Artwork courtesy luclatulippe.com |
A friend once invited me to tweet and so I did what any good friend would do—I tried it. One little tweet on Twitter. A chirp really. Truly, compared to other folks who tweet, a very weak chirp. I soon discovered that in the tweeting world of Twitter, one must be continually witty and chipper. One must be armed with sassy, snarky, sunny, sage somethings to say. If one does not tweet as such, then it's simply depressing to the reader. Or worse, boring. In other words, one must be very interesting. And I think that the only people in the universe that I'm most likely interesting (notice no "very") to are my children; that is, in terms of making dinner, driving them to a friend's house, helping with homework, making sure soccer, lacrosse, track, basketball, etc. uniforms are ready for the game. Yes, then I am most interesting. Further, there is the problem—and not a minor one—of multi-tasking, which many a twit does take, and I am not a very good multi-tasker. I cannot tweet and blog, text and talk, squeak and squawk all at the same time. I. Just. Can't.

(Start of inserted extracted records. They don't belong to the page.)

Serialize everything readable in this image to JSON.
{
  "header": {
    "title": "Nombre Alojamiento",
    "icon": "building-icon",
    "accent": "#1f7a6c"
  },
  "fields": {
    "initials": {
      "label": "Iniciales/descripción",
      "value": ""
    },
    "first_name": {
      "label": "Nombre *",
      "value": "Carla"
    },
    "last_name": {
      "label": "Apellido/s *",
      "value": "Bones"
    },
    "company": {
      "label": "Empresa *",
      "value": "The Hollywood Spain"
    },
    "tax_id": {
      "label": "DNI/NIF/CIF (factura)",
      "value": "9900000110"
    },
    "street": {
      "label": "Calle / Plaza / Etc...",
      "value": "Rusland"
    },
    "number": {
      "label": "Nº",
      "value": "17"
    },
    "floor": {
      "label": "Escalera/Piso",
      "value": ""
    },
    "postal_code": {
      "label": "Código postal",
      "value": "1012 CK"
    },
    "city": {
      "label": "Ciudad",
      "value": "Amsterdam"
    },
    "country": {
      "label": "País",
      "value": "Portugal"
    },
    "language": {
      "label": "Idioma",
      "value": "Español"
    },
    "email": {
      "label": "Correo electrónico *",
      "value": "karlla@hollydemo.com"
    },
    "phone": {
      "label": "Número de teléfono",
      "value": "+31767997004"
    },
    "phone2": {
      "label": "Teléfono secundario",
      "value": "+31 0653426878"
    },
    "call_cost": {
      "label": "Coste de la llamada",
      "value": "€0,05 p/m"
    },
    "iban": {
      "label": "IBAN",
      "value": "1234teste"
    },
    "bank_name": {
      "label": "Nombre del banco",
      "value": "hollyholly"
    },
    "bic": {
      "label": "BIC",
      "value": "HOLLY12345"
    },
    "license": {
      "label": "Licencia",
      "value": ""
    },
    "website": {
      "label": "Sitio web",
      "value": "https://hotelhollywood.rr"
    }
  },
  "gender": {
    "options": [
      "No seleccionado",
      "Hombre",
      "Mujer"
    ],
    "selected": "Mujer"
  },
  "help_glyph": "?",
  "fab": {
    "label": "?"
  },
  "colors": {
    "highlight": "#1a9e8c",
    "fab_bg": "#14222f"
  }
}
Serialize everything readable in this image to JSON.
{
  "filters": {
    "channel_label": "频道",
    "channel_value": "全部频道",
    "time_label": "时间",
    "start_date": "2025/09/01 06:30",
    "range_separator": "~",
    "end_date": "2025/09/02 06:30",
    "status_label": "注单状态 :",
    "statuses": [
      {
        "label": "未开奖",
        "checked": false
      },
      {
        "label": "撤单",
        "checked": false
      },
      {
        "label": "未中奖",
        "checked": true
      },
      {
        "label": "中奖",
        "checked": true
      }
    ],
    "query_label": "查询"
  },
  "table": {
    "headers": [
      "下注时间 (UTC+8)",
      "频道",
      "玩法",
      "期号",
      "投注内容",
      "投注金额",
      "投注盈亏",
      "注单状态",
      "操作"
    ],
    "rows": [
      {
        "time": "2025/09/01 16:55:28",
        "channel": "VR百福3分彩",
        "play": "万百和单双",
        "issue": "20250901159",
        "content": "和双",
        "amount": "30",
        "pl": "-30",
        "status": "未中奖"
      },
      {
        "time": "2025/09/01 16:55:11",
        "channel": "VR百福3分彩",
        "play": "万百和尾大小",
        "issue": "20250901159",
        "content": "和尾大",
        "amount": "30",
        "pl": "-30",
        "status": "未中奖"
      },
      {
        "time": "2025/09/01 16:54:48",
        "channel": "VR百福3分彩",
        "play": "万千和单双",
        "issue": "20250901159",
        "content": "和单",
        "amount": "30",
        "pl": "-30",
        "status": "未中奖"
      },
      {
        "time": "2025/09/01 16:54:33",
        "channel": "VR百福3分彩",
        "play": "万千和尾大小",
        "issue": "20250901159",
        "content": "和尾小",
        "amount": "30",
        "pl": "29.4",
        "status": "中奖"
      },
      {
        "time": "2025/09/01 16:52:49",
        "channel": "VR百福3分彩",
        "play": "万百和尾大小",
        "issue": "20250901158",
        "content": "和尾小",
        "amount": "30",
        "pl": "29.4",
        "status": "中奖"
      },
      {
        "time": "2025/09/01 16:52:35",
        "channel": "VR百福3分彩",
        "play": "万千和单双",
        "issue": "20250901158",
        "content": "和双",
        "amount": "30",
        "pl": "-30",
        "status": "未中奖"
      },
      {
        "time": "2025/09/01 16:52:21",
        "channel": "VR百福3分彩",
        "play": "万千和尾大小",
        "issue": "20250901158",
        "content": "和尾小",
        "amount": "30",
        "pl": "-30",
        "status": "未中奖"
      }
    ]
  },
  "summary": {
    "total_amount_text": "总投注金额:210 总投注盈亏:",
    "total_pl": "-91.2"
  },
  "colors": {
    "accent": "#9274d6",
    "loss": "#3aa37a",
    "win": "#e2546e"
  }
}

Or I will start to look like this:
The other piece of this, a rather substantial shim, is how incredibly easy it is to instantaneously shoot off every random, banal, unfiltered, uncensored thought in one's head to the entire world. The whole world. Global, that is. I don't think, under any circumstance, this is ever a good idea. Take it from me. Not. Good. Idea.
But wait, did you all know that there are actually Twitter coaches out there? Yup, like this one and this other one, with all kinds of tweet tips for you. Hmmm. Maybe I'm going to have to rethink this twitting twister. I might get that book done in more like... fifteen years? Re. Think.